National land transportation agency ANTT and the Ministry of Infrastructure have signed the long-awaited extension of Rumo Logística’s concession to manage and operate the Paulista network.

BRAZIL: National land transportation agency ANTT and the Ministry of Infrastructure have signed the long-awaited extension of Rumo Logística’s concession to manage and operate the Paulista network.

The concession covers 1 463 km of 1 600 mm gauge route, 243 km of 1 000 mm gauge and 283 km with mixed gauge.

The agreement provides for a 30-year extension of the concession from 2028 to 2058, and will see the concessionaire invest around R$6bn in upgrades and capacity improvements. Rumo Logística has agreed to pay just over R$2∙9bn (at December 2017 prices) in concession fees.

Announcing the deal on May 27, Minister of Infrastructure Tarcísio Gomes de Freitas said that ‘today is a historic day. We overcame many challenges to provide Brazil with railway investments after such a long time’. Noting that extension of the agreement ‘paves the way for new projects that will balance the country’s transportation mix’, he indicated that it would lead to 10 000 jobs being generated. ANTT predicts that an average of 7 000 jobs a year will be generated in the first 10 years, and 2 000 jobs a year in the following years.

br Paulista map

Acting Director General of ANTT Marcelo Vinaud said the extension of the agreement ‘demonstrated that with technical confidence, effort and diligence, we were able to present good projects and make the country grow’. The extension offered ‘numerous benefits for society, the Union, states and municipalities which are covered by the railway’s area of influence’.
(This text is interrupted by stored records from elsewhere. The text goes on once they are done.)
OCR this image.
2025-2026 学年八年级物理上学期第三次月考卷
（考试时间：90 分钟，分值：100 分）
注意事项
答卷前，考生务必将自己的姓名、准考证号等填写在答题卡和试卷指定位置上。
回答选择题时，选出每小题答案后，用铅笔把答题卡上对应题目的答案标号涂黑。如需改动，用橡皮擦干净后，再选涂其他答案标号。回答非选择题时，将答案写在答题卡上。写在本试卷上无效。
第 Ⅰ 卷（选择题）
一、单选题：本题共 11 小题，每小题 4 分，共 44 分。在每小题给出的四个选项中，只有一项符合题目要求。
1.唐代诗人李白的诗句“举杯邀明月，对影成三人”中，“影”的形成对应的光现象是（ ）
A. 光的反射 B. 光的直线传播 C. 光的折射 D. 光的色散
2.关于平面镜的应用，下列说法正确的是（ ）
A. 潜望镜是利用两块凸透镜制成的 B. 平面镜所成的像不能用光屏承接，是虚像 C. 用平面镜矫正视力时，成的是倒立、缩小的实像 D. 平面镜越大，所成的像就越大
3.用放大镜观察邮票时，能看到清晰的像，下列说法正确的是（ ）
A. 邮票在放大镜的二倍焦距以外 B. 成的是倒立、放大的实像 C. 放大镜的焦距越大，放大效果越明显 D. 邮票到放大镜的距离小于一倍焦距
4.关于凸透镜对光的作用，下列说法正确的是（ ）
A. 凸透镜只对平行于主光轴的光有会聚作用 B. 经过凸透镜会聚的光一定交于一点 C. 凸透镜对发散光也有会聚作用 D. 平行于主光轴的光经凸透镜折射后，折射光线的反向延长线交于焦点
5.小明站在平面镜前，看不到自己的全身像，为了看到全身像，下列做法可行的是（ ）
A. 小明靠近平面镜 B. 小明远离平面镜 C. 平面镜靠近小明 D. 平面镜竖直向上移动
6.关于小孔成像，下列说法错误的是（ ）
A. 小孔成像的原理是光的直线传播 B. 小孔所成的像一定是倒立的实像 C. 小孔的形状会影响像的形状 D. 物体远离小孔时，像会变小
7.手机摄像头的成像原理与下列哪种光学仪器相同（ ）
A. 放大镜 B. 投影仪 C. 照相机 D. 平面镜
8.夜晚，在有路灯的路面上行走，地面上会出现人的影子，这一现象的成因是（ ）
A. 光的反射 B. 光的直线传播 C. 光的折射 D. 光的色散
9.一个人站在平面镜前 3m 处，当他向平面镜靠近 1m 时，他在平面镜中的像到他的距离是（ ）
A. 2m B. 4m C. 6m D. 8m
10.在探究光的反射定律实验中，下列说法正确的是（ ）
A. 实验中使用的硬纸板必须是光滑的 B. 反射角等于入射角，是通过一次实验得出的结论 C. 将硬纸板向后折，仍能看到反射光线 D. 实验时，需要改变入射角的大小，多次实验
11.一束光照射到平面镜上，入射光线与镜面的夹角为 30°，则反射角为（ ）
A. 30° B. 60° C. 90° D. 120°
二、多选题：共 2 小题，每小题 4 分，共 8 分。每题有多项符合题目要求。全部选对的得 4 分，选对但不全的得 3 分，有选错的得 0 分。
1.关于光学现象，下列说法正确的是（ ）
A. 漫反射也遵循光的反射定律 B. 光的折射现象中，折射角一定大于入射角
Marcos Marinho Lutz, Rumo’s Board Chairman, said that there was much work to be done. The company will invest around R$3∙1bn this year, he said, R$2bn of which will be on the Paulista network. Over the next three years R$12bn will be invested in railway expansion, and ‘work on the Paulista railway to expand capacity into Mato Grosso begins immediately’, he said. ‘The distance between two markets is not measured in kilometres, it is measured in reais. We really need to make a lot of rail investments in Mato Grosso to build better national integration’, he continued.

Rumo’s commitment to invest in the Paulista network will enable the network to handle more than 100 million tonnes of freight a year, more than double the present capacity of about 40 million tonnes a year; demand is expected to reach 75 million tonnes a year by 2023. Much of this is export traffic destined for the port of Santos, the main commodities being corn, soya products, sugar, iron ore and oil. Other products include pulp, alcohol and manganese.

Further investments worth around R$1bn will be made to ‘minimise conflict between the railway and the municipality in 40 municipalities’. These measures will benefit around 5∙3 million people and will ‘bring road safety and safeguard the life and health of the population’.

ANTT said that the planned investments ‘will bring about R$600m to the public coffers, through the collection of taxes, for the next six years’. It also warned that the concessionaire must implement at least 80% of the planned investment projects and that failure to do so would mean the contract reverting to its original term.

The agreement brings to an end a long legal dispute related to the labour liabilities of the former government-owned RFFSA network which was let as a concession to Ferroban in December 1998.